Que les syndicats soutiennent le retour de la politique de grande puissance et de réarmement militaire de l’Allemagne n'est pas nouveau. Mais l'intégration des syndicats à l'appareil d’État et au gouvernement a pris, à ce congrès national du DGB, une nouvelle dimension .

Le chancelier Scholz a lui aussi sonné la corne de la propagande de guerre et appelé le DGB à une plus étroite coopération. Le ministre du Travail Heil a souligné que le gouvernement précédent, dont il était aussi ministre du Travail, avait déjà fait beaucoup pour renforcer l'influence des syndicats et de leurs comités d'entreprise. Il allait continuer et intensifier ses efforts à cet effet.

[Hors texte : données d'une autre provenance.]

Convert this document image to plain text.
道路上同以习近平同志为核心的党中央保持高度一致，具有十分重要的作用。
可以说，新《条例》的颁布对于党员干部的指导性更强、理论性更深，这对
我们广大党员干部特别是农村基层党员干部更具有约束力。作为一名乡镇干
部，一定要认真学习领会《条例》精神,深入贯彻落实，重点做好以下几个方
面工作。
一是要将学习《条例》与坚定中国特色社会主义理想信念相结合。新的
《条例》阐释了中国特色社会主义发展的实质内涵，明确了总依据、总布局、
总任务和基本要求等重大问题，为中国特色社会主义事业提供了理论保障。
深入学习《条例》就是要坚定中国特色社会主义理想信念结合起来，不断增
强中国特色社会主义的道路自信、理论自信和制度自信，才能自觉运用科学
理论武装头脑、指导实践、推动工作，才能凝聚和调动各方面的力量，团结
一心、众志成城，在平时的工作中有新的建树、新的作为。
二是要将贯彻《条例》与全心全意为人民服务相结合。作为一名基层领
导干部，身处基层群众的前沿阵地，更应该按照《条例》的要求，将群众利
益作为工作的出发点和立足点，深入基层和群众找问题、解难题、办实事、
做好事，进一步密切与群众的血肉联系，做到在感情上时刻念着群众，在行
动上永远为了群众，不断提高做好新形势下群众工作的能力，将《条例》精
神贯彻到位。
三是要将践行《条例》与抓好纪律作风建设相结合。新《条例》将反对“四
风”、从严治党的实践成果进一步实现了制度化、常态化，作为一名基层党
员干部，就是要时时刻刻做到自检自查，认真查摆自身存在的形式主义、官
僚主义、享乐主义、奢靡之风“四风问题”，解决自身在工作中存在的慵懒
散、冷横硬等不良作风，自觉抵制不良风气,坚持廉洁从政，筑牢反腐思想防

La fusion des syndicats avec le gouvernement et les institutions de l’État se reflète également dans le choix de la nouvelle présidente du DGB. Yasmin Fahimi vient directement du SPD et de l'establishment gouvernemental. Elle a été tour à tour secrétaire générale du SPD, secrétaire d'État au ministère du Travail et députée. Parallèlement, elle est la compagne de Michael Vassiliadis, président du Syndicat des mines, de la chimie et de l'énergie (IGBCE), qui a toujours représenté l'aile conservatrice-droitière du DGB.

Fahimi a annoncé au congrès qu'elle renforcerait le pouvoir et l'influence du DGB. Mais les travailleurs prennent de plus en plus les syndicats pour ce qu'ils sont vraiment – des appareils bureaucratiques financés par le gouvernement et la grande entreprise par le biais des conseils de surveillance, et qui répriment la lutte des classes par tous les moyens. De plus en plus de travailleurs ‘votent avec les pieds’ et en sortent. Au tournant du millénaire, le DGB comptait encore 7,7 millions de membres; depuis, il en a perdu plus de 2 millions.

L'intégration croissante des syndicats à l'État et à la gestion des grandes entreprises capitalistes a des causes objectives profondes. L'intégration de l'économie mondiale et les processus de production transnationaux ont privé les syndicats du terrain national sur lequel ils pouvaient faire pression pour obtenir des réformes sociales limitées. Cela a conduit à leur transformation. Au lieu d'obtenir des concessions du patronat, ils sont devenus des appendices de l'État et des entreprises, qui extorquent des concessions aux travailleurs sous forme de réductions de salaires et de coupes sociales.

Le soutien au réarmement et à la guerre pour se garantir l’approvisionnement en matières premières, les marchés et l'accès à une main-d'œuvre bon marché est le prolongement logique de cette politique nationaliste.

Le contrôle de la classe ouvrière par les syndicats est vital pour faire la guerre. La lutte contre la guerre exige donc une rupture d’avec les syndicats nationalistes. La construction de comités d'action de la base indépendants prend à présent une grande importance pour lier la résistance croissante aux attaques sociales, à la politique d'infection massive délibérée par la Covid-19 et à la menace d'une troisième guerre mondiale, et pour lancer une contre-offensive au plan mondial.